La contamination de la nourriture par des mycotoxines ne semble pas avoir d’impact significatif sur la prise alimentaire des vaches laitières. Cependant, il faut garder en tête que les bactéries du rumen constituent pour le ruminant sa plus grande source de protéines. Si celles-ci sont affectées par la présence de toxines, alors on constatera des répercussions sur l’apport protéique et énergétique chez l’animal, puis possiblement sur son état de chair.
Les fixateurs de toxines sont des produits pouvant être ajoutés aux aliments contaminés de manière à réduire l’absorption intestinale des toxines.

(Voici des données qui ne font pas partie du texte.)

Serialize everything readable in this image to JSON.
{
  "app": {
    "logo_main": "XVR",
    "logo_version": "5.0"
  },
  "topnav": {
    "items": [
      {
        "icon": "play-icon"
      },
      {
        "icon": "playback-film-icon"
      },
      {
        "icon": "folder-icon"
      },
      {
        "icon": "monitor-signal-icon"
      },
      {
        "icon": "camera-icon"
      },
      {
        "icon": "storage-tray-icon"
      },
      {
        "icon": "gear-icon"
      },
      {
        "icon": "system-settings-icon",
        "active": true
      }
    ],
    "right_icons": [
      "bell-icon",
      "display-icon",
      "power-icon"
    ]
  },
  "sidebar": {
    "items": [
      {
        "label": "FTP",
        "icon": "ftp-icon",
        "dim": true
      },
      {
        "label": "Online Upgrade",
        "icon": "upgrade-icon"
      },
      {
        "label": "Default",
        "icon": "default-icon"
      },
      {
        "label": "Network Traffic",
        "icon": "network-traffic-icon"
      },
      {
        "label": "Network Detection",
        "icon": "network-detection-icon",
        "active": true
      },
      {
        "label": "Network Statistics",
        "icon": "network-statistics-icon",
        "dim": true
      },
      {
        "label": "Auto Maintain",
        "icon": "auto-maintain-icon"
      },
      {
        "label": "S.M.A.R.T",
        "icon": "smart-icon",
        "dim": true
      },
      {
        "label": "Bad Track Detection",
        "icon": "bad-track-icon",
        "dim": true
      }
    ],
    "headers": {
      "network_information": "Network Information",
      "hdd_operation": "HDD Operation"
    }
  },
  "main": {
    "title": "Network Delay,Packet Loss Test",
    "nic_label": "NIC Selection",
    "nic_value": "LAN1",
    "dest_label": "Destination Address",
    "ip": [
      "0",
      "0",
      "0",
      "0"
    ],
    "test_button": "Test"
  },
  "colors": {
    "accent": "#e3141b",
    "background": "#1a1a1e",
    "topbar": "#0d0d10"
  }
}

Ils agissent en liant et transformant les produits en d’autres qui sont moins toxiques. Il existe plusieurs types de fixateurs de toxines.
La première catégorie de fixateurs de toxines est composée d’agents liants qui peuvent être à base d’argile, d’aluminosilicates, de charbon activé ou de glucides complexes. L’affinité du pouvoir liant de ces substances peut différer selon la mycotoxine présente. Ces produits ont une efficacité prouvée essentiellement sur les toxines polaires.
La deuxième catégorie comprend les produits à base de parois de levures (glucomannanes), dont l’efficacité est démontrée particulièrement pour la zéaralénone. Le dernier type de fixateurs de toxines est constitué d’une combinaison d’enzymes et de bactéries permettant de transformer les mycotoxines en composés moins toxiques. Elles stimulent la flore ruminale dans le but de favoriser la détoxification des mycotoxines. Par exemple, la souche de bactéries Eubacterium permet de réduire la toxicité de certaines trichothécènes dont le désoxynivalénol.
La contamination des aliments par les mycotoxines constitue un problème réel pour l’industrie laitière et ne devrait pas être négligée lors de l’analyse des performances de la ferme. Toutefois, l’importance relative de ce problème pour la production et la santé animale ne fait pas l’objet d’un consensus. En effet, la toxicité des aliments repose sur l’interaction entre plusieurs facteurs; il est donc difficile de quantifier l’importance des effets néfastes liés à la présence de mycotoxines. Chez les ruminants, la population microbienne du rumen pourrait aider à détoxifier les mycotoxines. L’amplitude de ce procédé dépend de l’activité du rumen, le rendant complexe à évaluer.
La meilleure solution à adopter impliquerait donc une approche préventive plutôt que curative. Des fongicides peuvent par exemple être utilisés lors de la période de culture si cette dernière est destinée à l’alimentation du troupeau. Des additifs de conservation des fourrages peuvent également limiter le développement de moisissures.